Link utilization is displayed in topology visualization and the connections list.

Metrics for Load Calculations

You can calculate utilization for any interface that collects counter metrics and interface speed (metrics: iface_stat_out_octets, iface_stat_in_octets, device_interface_speed). Events can also be configured, or external metrics can be used, for example, in Grafana.


Key Metrics

To highlight heavily loaded connections and display them in a widget, a special metric link_utilization_prc was added, along with an internal event high_link_utilization. img_11.png

In the system configuration, in the links block, you can specify the desired calculation period and the load percentage threshold above which an event will be generated. Based on open events, the system calculates the number of overloaded links (displayed in the widget) and highlights them in red on the connections page.

Example Display
  • On the connections list page
    img_12.png
  • Widget
    img_13.png

If you close such an event, the connection will no longer be considered overloaded, even if its load reaches 100%.

After some time (approximately 1 hour), the event will be regenerated by AlertManager if the load remains high.


Data Discrepancies

There may be discrepancies between current load and whether a link is considered overloaded because data comes from different sources and metrics. For example:

  • The load calculation period for event generation is set to 15 minutes, but you configured the display period for 1 hour. In this case, the load value may differ.

You can disable event generation in the event settings, and the system will no longer show overloaded links.

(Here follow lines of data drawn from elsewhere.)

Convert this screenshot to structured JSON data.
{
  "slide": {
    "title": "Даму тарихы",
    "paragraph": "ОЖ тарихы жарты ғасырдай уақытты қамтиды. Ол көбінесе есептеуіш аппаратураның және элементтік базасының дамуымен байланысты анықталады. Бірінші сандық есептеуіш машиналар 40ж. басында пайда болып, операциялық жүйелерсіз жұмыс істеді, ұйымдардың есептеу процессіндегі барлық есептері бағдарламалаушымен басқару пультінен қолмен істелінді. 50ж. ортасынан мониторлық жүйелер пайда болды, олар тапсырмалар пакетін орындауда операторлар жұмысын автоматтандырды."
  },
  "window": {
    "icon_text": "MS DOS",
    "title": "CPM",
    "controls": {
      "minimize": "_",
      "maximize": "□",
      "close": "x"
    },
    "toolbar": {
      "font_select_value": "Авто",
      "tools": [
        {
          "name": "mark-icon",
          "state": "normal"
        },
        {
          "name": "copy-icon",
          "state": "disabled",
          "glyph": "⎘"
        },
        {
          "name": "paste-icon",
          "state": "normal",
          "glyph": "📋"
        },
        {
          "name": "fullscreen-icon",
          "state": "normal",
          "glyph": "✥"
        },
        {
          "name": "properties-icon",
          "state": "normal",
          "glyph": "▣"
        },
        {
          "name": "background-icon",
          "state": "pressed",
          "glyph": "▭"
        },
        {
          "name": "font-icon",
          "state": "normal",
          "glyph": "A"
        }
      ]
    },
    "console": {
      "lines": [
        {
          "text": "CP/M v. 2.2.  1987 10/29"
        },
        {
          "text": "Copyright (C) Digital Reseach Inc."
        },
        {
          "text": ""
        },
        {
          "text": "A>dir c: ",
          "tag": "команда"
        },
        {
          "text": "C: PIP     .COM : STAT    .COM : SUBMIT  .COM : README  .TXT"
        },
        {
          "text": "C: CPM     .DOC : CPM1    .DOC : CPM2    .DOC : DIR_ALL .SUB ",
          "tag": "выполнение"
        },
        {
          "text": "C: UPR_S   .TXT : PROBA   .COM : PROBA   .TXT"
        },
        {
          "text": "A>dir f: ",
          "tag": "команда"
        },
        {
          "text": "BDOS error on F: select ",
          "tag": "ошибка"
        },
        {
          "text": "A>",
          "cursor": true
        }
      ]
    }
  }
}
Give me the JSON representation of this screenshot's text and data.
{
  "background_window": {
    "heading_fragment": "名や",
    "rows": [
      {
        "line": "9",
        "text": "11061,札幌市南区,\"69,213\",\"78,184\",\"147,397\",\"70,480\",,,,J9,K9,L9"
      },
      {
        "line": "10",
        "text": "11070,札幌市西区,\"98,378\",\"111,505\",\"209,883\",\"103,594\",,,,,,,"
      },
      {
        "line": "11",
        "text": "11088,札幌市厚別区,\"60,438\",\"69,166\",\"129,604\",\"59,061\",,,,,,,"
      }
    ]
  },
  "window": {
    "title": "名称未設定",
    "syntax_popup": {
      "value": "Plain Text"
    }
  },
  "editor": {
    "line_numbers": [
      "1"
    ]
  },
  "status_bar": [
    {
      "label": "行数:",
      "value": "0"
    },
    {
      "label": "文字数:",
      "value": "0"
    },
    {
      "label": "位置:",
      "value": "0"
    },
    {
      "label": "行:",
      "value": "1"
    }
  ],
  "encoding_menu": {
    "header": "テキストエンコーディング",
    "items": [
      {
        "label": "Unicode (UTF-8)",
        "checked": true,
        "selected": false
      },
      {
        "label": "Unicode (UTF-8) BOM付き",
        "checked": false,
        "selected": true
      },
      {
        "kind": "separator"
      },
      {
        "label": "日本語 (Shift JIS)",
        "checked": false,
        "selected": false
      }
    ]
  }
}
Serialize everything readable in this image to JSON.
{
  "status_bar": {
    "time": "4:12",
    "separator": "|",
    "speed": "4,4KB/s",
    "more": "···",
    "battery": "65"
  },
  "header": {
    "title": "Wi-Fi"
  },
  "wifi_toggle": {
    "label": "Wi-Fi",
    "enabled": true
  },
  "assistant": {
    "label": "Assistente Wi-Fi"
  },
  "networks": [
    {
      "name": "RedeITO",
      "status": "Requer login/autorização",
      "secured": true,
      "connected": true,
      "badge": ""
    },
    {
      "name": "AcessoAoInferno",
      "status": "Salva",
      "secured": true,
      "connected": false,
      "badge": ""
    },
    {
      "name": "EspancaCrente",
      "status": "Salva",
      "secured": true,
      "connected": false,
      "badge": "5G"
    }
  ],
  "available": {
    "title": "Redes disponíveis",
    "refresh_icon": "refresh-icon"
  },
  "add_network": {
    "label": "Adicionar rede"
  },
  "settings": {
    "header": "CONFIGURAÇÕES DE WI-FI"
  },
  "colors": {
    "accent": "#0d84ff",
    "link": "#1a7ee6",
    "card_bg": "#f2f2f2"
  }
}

Link utilization is calculated based on traffic counters collected from devices and link speed. Example PromQL query:

(sum(rate(iface_stat_out_octets[15m])) by (dev_id, iface_id) / 1024 / 1024 * 8) / sum(device_interface_speed) by (dev_id, iface_id) * 100  

(sum(rate(iface_stat_in_octets[15m])) by (dev_id, iface_id) / 1024 / 1024 * 8) / sum(device_interface_speed) by (dev_id, iface_id) * 100  

The higher value from the selection (in/out) is displayed on the topology visualization page and the links page. By default, counters are taken from the upstream device's interface. If no counters are available on this interface, data is collected from the downstream interface.


Period Configuration

The period (15 minutes in the above example) reflects the average load over the last 15 minutes. You can increase or decrease the period in the settings. img_14.png

  1. The period used for load calculation.
  2. The maximum load percentage threshold after which an event will be generated.

Recommendations:

To ensure accurate load representation, the period should be at least twice the polling frequency of counters from devices (configured in poller settings, models, or devices).

Polling frequency should not exceed once per minute, as this is the minimum period Prometheus uses to collect metrics from exporters.